Purpose: There are 2 common alleles for Hp (Hp-1 and Hp-2) and 3 common Hp genotypes: Hp1-1, Hp2-1, and Hp2-2. The haptoglobin genotype may play a dual role in morbidities of diabetes: Hp1-1, protective and Hp2-2, provocative. This study investigated the possible association of haptoglobin genotypes with onset of retinopathy in Type 2 diabetes (DM2).

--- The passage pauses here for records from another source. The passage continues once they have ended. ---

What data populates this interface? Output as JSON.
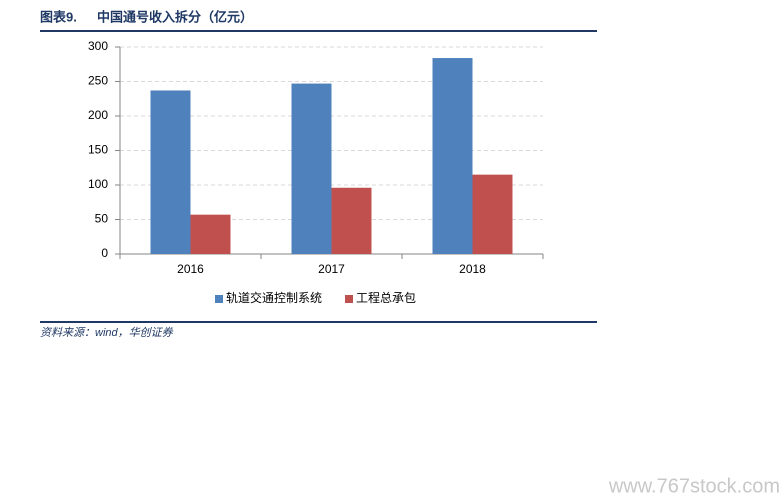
{
  "chart_data": {
    "type": "bar",
    "figure_label": "图表9.",
    "title": "中国通号收入拆分（亿元）",
    "categories": [
      "2016",
      "2017",
      "2018"
    ],
    "series": [
      {
        "name": "轨道交通控制系统",
        "color": "#4f81bd",
        "values": [
          237,
          247,
          284
        ]
      },
      {
        "name": "工程总承包",
        "color": "#c0504d",
        "values": [
          57,
          96,
          115
        ]
      }
    ],
    "ylim": [
      0,
      300
    ],
    "yticks": [
      0,
      50,
      100,
      150,
      200,
      250,
      300
    ],
    "grid": true,
    "legend": "bottom",
    "source": "资料来源：wind，华创证券",
    "watermark": "www.767stock.com"
  }
}
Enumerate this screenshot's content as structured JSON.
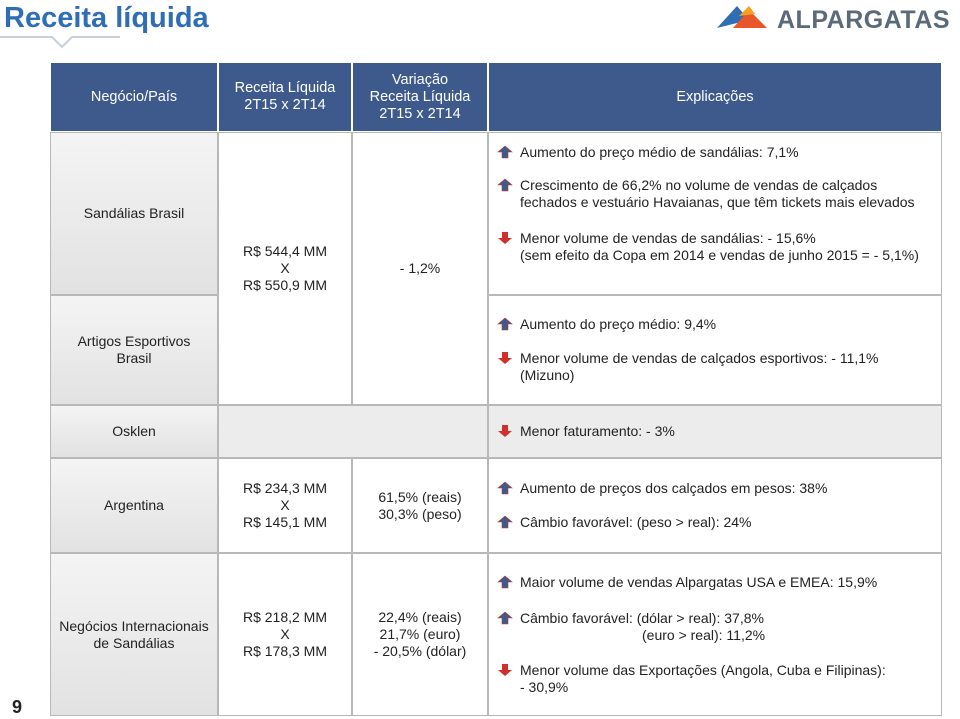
{
  "header": {
    "title": "Receita líquida",
    "logo": "ALPARGATAS",
    "page_number": "9"
  },
  "table": {
    "columns": [
      [
        "Negócio/País"
      ],
      [
        "Receita Líquida",
        "2T15 x 2T14"
      ],
      [
        "Variação",
        "Receita Líquida",
        "2T15 x 2T14"
      ],
      [
        "Explicações"
      ]
    ],
    "rows": [
      {
        "business": [
          "Sandálias Brasil"
        ],
        "revenue": [
          "R$ 544,4 MM",
          "X",
          "R$ 550,9 MM"
        ],
        "variation": [
          "- 1,2%"
        ],
        "explanations": [
          [
            "Aumento do preço médio de sandálias: 7,1%"
          ],
          [
            "Crescimento de 66,2% no volume de vendas de calçados",
            "fechados e vestuário Havaianas, que têm tickets mais elevados"
          ],
          [
            "Menor volume de vendas de sandálias: - 15,6%",
            "(sem efeito da Copa em 2014 e vendas de junho 2015 = - 5,1%)"
          ]
        ]
      },
      {
        "business": [
          "Artigos Esportivos",
          "Brasil"
        ],
        "explanations": [
          [
            "Aumento do preço médio: 9,4%"
          ],
          [
            "Menor volume de vendas de calçados esportivos: - 11,1%",
            "(Mizuno)"
          ]
        ]
      },
      {
        "business": [
          "Osklen"
        ],
        "explanations": [
          [
            "Menor faturamento: - 3%"
          ]
        ]
      },
      {
        "business": [
          "Argentina"
        ],
        "revenue": [
          "R$ 234,3 MM",
          "X",
          "R$ 145,1 MM"
        ],
        "variation": [
          "61,5% (reais)",
          "30,3% (peso)"
        ],
        "explanations": [
          [
            "Aumento de preços dos calçados em pesos: 38%"
          ],
          [
            "Câmbio favorável: (peso > real): 24%"
          ]
        ]
      },
      {
        "business": [
          "Negócios Internacionais",
          "de Sandálias"
        ],
        "revenue": [
          "R$ 218,2 MM",
          "X",
          "R$ 178,3 MM"
        ],
        "variation": [
          "22,4% (reais)",
          "21,7% (euro)",
          "- 20,5% (dólar)"
        ],
        "explanations": [
          [
            "Maior volume de vendas Alpargatas USA e EMEA: 15,9%"
          ],
          [
            "Câmbio favorável: (dólar > real): 37,8%",
            "(euro > real): 11,2%"
          ],
          [
            "Menor volume das Exportações (Angola, Cuba e Filipinas):",
            "- 30,9%"
          ]
        ]
      }
    ]
  }
}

Methods: The sample included 98 consecutive adults with DM2 under routine outpatient follow-up from 2007 to 2009 who met the criteria for either no retinopathy at ≥10 years after diagnosis (Group 1) or proliferative retinopathy at ≤10 years after diagnosis (Group 2). Blood samples were collected for haptoglobin genotyping by polymerase chain reaction. Findings were compared between and within groups.
Results: Eighty-four patients had no retinopathy and 14 had early proliferative retinopathy. The distributions of the Hp genotypes were as follows: no-retinopathy group: 28.6% Hp1-1, 35.7% Hp2-1, and 35.7% Hp2-2 and proliferative retinopathy group: 22.6% Hp1-1, 27.4% Hp2-1, and 50% Hp2-2 (NS). On statistical analysis (limited to the larger no-retinopathy group), a predominance of Hp1-1 was noted in older patients; Hp2-2 was associated with an increased rate of stroke.
Conclusion: The Hp genotype apparently plays no role in the development or worsening of proliferative retinopathy in DM2. Hp1-1 may be involved in delaying the onset of diabetes. Hp2-2 may pose a microvascular risk.